Today, if you follow the route of the Pidliashia churches and listen to local stories, you will see that both pilgrims and the monks of the Kyivan Cave Monastery traveled the routes between the Narva, Buh, and Dnipro rivers, seeking refuge from the Tatar onslaught in the first half of the 13th century. On their way they were supposed to see Holy Mount Hrabarka and the village of Klenyky, the small town of Narva (on the banks of the Narva River), and the natural landmark Krynochka in Bilovezhska Pushcha.
According to local lore, Holy Mount Hrabarka, which the Polish media has dubbed the Orthodox Czestochowa (the monastery in Jasna Gora is the largest Roman Catholic shrine in Poland, founded after the miracle-working Icon of the Mother of God was transferred there from a castle church in the Ukrainian city of Belz in the 14th century) is closely associated with both the Kyivan Cave Monastery and the era of Galician-Volhynian Rus’. The Galician-Volhynian Chronicle states that there was a miracle-working icon of our Savior in Melnyk, a town in Pidliashia located on the banks of the Buh River in the 13th century, to which King Danylo Romanovych (of Halych) prayed in 1258: “He prayed for the Lord our Savior, and this is an icon that is in the Church of the Blessed Virgin Mary in the town of Melnyk, and it hangs there today in high esteem — and King Danylo pledged to embellish the icon.”

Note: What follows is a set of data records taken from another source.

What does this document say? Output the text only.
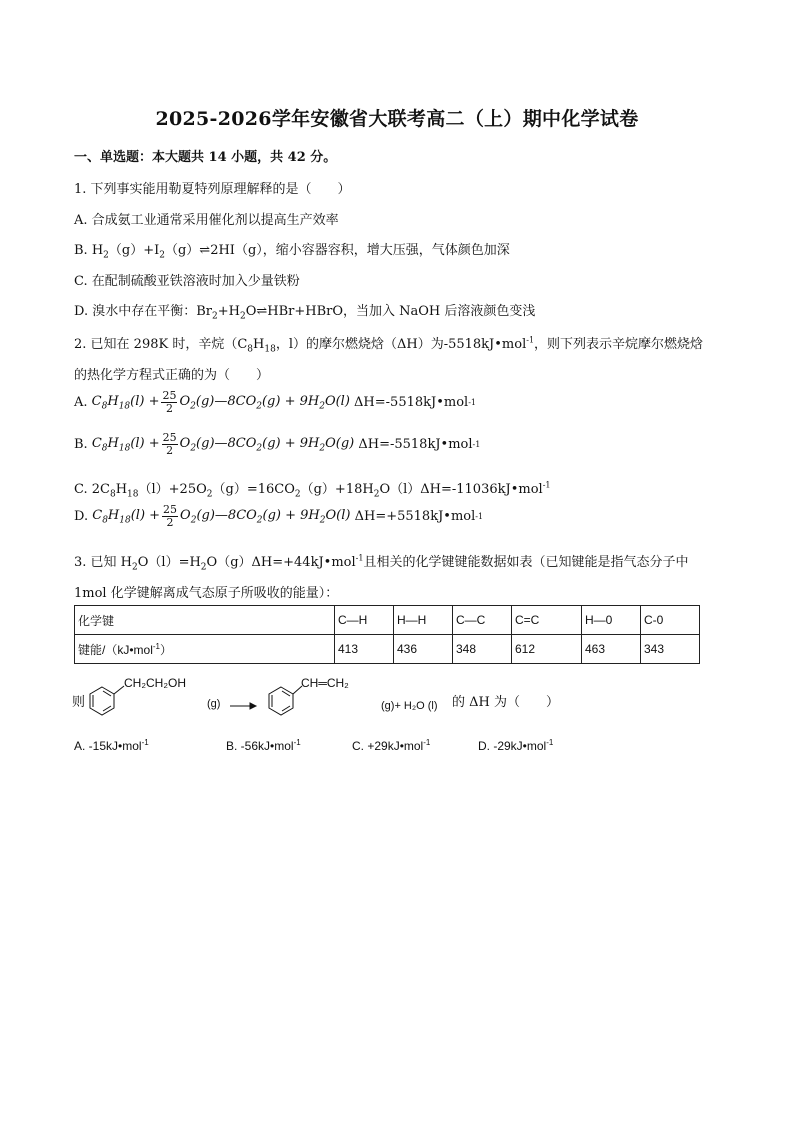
2025-2026学年安徽省大联考高二（上）期中化学试卷
一、单选题：本大题共 14 小题，共 42 分。
1. 下列事实能用勒夏特列原理解释的是（　　）
A. 合成氨工业通常采用催化剂以提高生产效率
B. $H_2(g)+I_2(g)\rightleftharpoons 2HI(g)$，缩小容器容积，增大压强，气体颜色加深
C. 在配制硫酸亚铁溶液时加入少量铁粉
D. 溴水中存在平衡：$Br_2+H_2O\rightleftharpoons HBr+HBrO$，当加入 NaOH 后溶液颜色变浅
2. 已知在 298K 时，辛烷（$C_8H_{18}$，l）的摩尔燃烧焓（ΔH）为-5518kJ•mol$^{-1}$，则下列表示辛烷摩尔燃烧焓
的热化学方程式正确的为（　　）
A.
$C_8H_{18}(l) + \frac{25}{2}$ $O_2(g)—8CO_2(g) + 9H_2O(l)$
ΔH=-5518kJ•mol -1
B.
$C_8H_{18}(l) + \frac{25}{2}$ $O_2(g)—8CO_2(g) + 9H_2O(g)$
ΔH=-5518kJ•mol -1
C. $2C_8H_{18}(l)+25O_2(g)=16CO_2(g)+18H_2O(l)\Delta H=-11036kJ•mol^{-1}$
D.
$C_8H_{18}(l) + \frac{25}{2}$ $O_2(g)—8CO_2(g) + 9H_2O(l)$
ΔH=+5518kJ•mol -1
3. 已知 $H_2O(l)=H_2O(g)\Delta H=+44kJ•mol^{-1}$且相关的化学键键能数据如表（已知键能是指气态分子中
1mol 化学键解离成气态原子所吸收的能量）：
化学键	C—H	H—H	C—C	C=C	H—0	C-0
键能/（kJ•mol$^{-1}$）	413	436	348	612	463	343
则
CH₂CH₂OH
(g)
CH═CH₂
(g)+ H₂O (l) 的 ΔH 为（　　）
A. -15kJ•mol$^{-1}$	B. -56kJ•mol$^{-1}$	C. +29kJ•mol$^{-1}$	D. -29kJ•mol$^{-1}$
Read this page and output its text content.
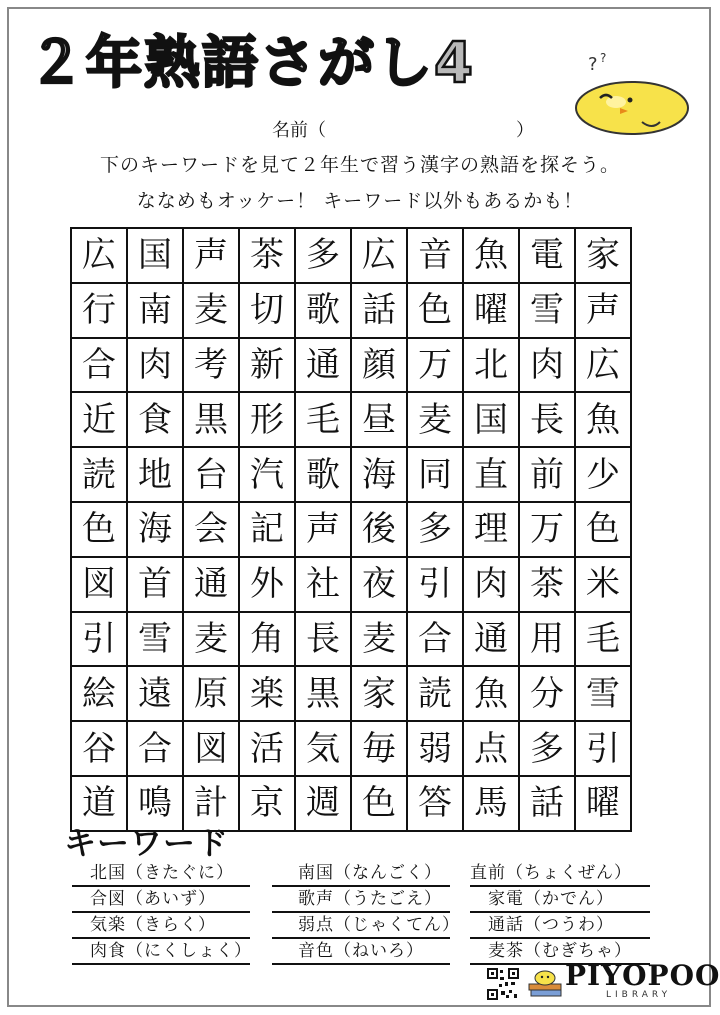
２年熟語さがし4	? ?
名前（	）
下のキーワードを見て２年生で習う漢字の熟語を探そう。
ななめもオッケー！ キーワード以外もあるかも！
広	国	声	茶	多	広	音	魚	電	家
行	南	麦	切	歌	話	色	曜	雪	声
合	肉	考	新	通	顔	万	北	肉	広
近	食	黒	形	毛	昼	麦	国	長	魚
読	地	台	汽	歌	海	同	直	前	少
色	海	会	記	声	後	多	理	万	色
図	首	通	外	社	夜	引	肉	茶	米
引	雪	麦	角	長	麦	合	通	用	毛
絵	遠	原	楽	黒	家	読	魚	分	雪
谷	合	図	活	気	毎	弱	点	多	引
道	鳴	計	京	週	色	答	馬	話	曜
キーワード
北国（きたぐに）	南国（なんごく） 直前（ちょくぜん）
合図（あいず）	歌声（うたごえ）	家電（かでん）
気楽（きらく）	弱点（じゃくてん） 通話（つうわ）
肉食（にくしょく）	音色（ねいろ）	麦茶（むぎちゃ）
PIYOPOO
LIBRARY
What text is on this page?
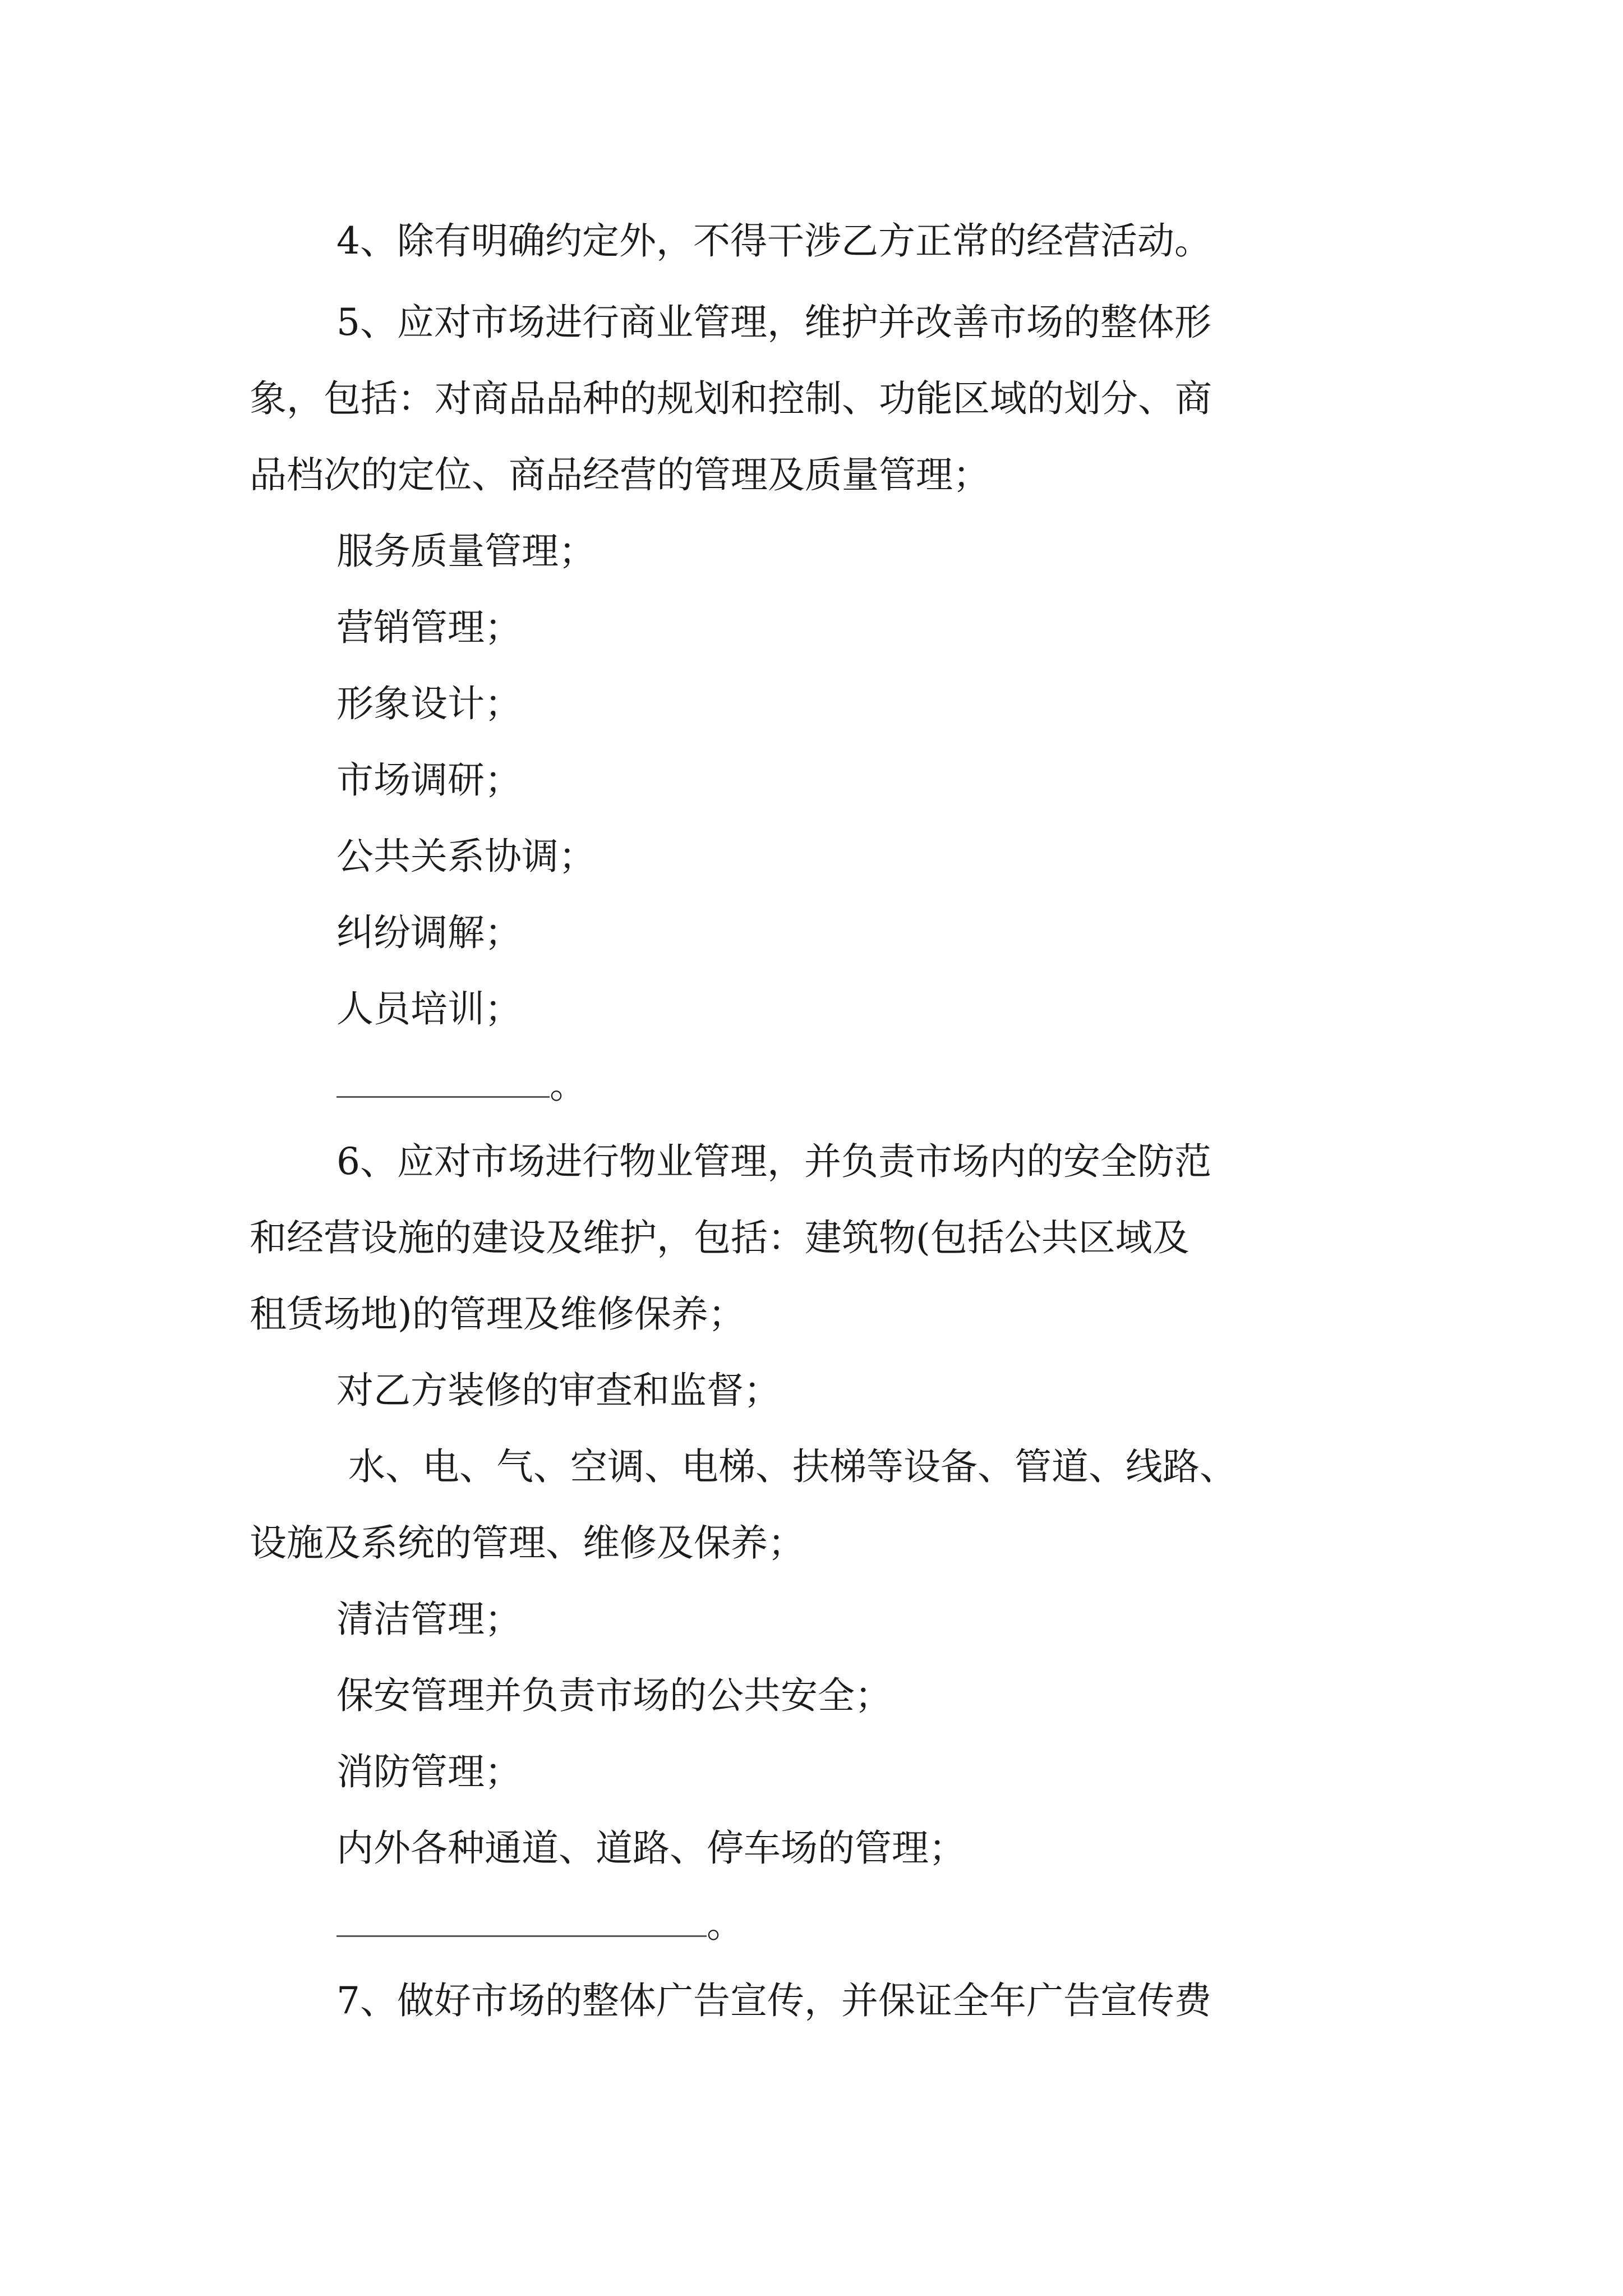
4、除有明确约定外，不得干涉乙方正常的经营活动。
5、应对市场进行商业管理，维护并改善市场的整体形
象，包括：对商品品种的规划和控制、功能区域的划分、商
品档次的定位、商品经营的管理及质量管理；
服务质量管理；
营销管理；
形象设计；
市场调研；
公共关系协调；
纠纷调解；
人员培训；
。
6、应对市场进行物业管理，并负责市场内的安全防范
和经营设施的建设及维护，包括：建筑物(包括公共区域及
租赁场地)的管理及维修保养；
对乙方装修的审查和监督；
水、电、气、空调、电梯、扶梯等设备、管道、线路、
设施及系统的管理、维修及保养；
清洁管理；
保安管理并负责市场的公共安全；
消防管理；
内外各种通道、道路、停车场的管理；
。
7、做好市场的整体广告宣传，并保证全年广告宣传费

Holy Mount Hrabarka and other places in Pidliashia, sanctified by the faith and the oral tradition, are additional proof that in every place where the Ukrainian people live one can find something that enriches our knowledge about our national past. Tradition and historical memory are to every community what an autobiography is to a person. Even though much of it has been lost here, because there is a chasm between generations of grandparents and grandchildren, quite a few traces of our forefathers remain, as well as of those pilgrims who once visited Ukraine’s sacred sites.
Yurii Havryliuk lives in the Bilsk Pidliashia area.